Quelles sont les étapes pour saisir la CEDH ?
La saisine de la CEDH est une démarche complexe et structurée en plusieurs étapes essentielles. Avant de soumettre une requête, il est crucial de prendre en compte l’importance des certaines étapes préparatoires.
1. Épuisement des voies de recours internes
Avant de saisir la CEDH, il est impératif de s’assurer qu’on a épuisé toutes les voies de recours internes dans son propre pays. Cela signifie que toutes les juridictions nationales susceptibles d’être compétentes ont dû être saisies, ce qui la plupart du temps suppose un jugement de première instance, un arrêt de cour d’appel et une décision de cour suprême (Cour de cassation, Conseil d’État, Tribunal fédéral, etc.).

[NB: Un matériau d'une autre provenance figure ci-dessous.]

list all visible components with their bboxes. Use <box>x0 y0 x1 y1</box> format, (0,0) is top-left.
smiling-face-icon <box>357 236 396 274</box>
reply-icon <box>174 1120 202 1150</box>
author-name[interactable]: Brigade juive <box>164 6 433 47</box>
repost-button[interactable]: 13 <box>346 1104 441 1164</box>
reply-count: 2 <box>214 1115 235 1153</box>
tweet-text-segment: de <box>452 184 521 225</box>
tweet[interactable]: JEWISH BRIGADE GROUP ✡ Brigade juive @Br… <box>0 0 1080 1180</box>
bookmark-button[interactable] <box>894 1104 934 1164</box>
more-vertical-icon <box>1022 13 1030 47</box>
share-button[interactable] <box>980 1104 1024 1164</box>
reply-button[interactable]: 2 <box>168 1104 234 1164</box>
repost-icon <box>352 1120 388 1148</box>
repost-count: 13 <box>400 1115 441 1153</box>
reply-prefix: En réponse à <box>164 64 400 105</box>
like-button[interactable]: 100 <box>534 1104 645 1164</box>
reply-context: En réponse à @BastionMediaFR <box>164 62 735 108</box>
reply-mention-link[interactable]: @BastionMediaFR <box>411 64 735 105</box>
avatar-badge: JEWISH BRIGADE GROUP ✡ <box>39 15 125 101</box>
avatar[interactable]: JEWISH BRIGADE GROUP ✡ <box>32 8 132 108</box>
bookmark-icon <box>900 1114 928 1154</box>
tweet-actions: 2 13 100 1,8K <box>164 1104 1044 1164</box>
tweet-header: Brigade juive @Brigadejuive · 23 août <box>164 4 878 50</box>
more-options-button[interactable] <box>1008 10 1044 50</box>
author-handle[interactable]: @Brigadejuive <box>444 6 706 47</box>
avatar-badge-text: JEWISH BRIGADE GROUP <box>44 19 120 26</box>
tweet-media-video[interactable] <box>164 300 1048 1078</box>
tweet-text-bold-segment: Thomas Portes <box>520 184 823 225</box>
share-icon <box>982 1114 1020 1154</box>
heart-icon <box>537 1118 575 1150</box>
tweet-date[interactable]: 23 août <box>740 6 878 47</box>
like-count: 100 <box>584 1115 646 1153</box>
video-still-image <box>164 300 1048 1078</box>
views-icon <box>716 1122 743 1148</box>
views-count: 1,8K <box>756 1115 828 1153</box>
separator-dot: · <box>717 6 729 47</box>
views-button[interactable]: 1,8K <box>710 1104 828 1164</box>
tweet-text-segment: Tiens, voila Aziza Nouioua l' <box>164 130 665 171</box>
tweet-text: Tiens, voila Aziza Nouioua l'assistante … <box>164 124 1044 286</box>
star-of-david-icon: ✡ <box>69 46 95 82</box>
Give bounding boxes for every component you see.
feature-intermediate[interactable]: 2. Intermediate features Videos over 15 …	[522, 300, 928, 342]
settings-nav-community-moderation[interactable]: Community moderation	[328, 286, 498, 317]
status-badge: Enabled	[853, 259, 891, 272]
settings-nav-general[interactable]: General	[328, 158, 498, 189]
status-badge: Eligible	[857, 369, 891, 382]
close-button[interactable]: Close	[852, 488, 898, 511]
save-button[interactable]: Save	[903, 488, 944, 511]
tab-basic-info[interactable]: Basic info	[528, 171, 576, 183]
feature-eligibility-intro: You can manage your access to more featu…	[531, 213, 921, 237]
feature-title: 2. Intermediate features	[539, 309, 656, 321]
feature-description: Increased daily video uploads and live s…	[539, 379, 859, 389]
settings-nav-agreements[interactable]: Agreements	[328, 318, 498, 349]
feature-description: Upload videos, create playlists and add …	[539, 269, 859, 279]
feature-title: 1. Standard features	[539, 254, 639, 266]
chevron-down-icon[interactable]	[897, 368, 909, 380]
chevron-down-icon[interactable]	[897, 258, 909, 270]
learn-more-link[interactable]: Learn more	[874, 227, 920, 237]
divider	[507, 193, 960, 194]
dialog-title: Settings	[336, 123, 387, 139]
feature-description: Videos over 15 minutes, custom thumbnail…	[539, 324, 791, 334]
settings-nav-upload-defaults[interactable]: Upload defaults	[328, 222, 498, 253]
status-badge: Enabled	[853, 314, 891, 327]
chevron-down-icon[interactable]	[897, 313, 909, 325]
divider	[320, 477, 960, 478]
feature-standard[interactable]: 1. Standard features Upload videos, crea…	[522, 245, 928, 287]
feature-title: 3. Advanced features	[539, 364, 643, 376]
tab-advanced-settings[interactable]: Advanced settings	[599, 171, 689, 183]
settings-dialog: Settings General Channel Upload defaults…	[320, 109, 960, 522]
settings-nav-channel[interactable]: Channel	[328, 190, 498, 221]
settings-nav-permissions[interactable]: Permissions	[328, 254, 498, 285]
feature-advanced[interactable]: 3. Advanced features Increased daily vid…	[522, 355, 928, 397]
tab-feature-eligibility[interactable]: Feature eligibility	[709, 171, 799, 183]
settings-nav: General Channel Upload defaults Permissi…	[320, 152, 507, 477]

Ce critère vise à permettre aux États de remédier par eux-mêmes à la violation des droits de l’homme présente dans le dossier et de ne laisser la CEDH compétente qu’en cas d’échec des institutions étatiques nationales.
2. Délai de saisine
La requête à la CEDH doit être déposée dans un délai de quatre mois, qui commence à courir à la date à laquelle a été rendue la dernière décision nationale.
Il faut donc faire très attention, car ce délai commence immédiatement après le prononcé du dernier jugement, ce qui impose une vigilance accrue pour éviter d’être forclos.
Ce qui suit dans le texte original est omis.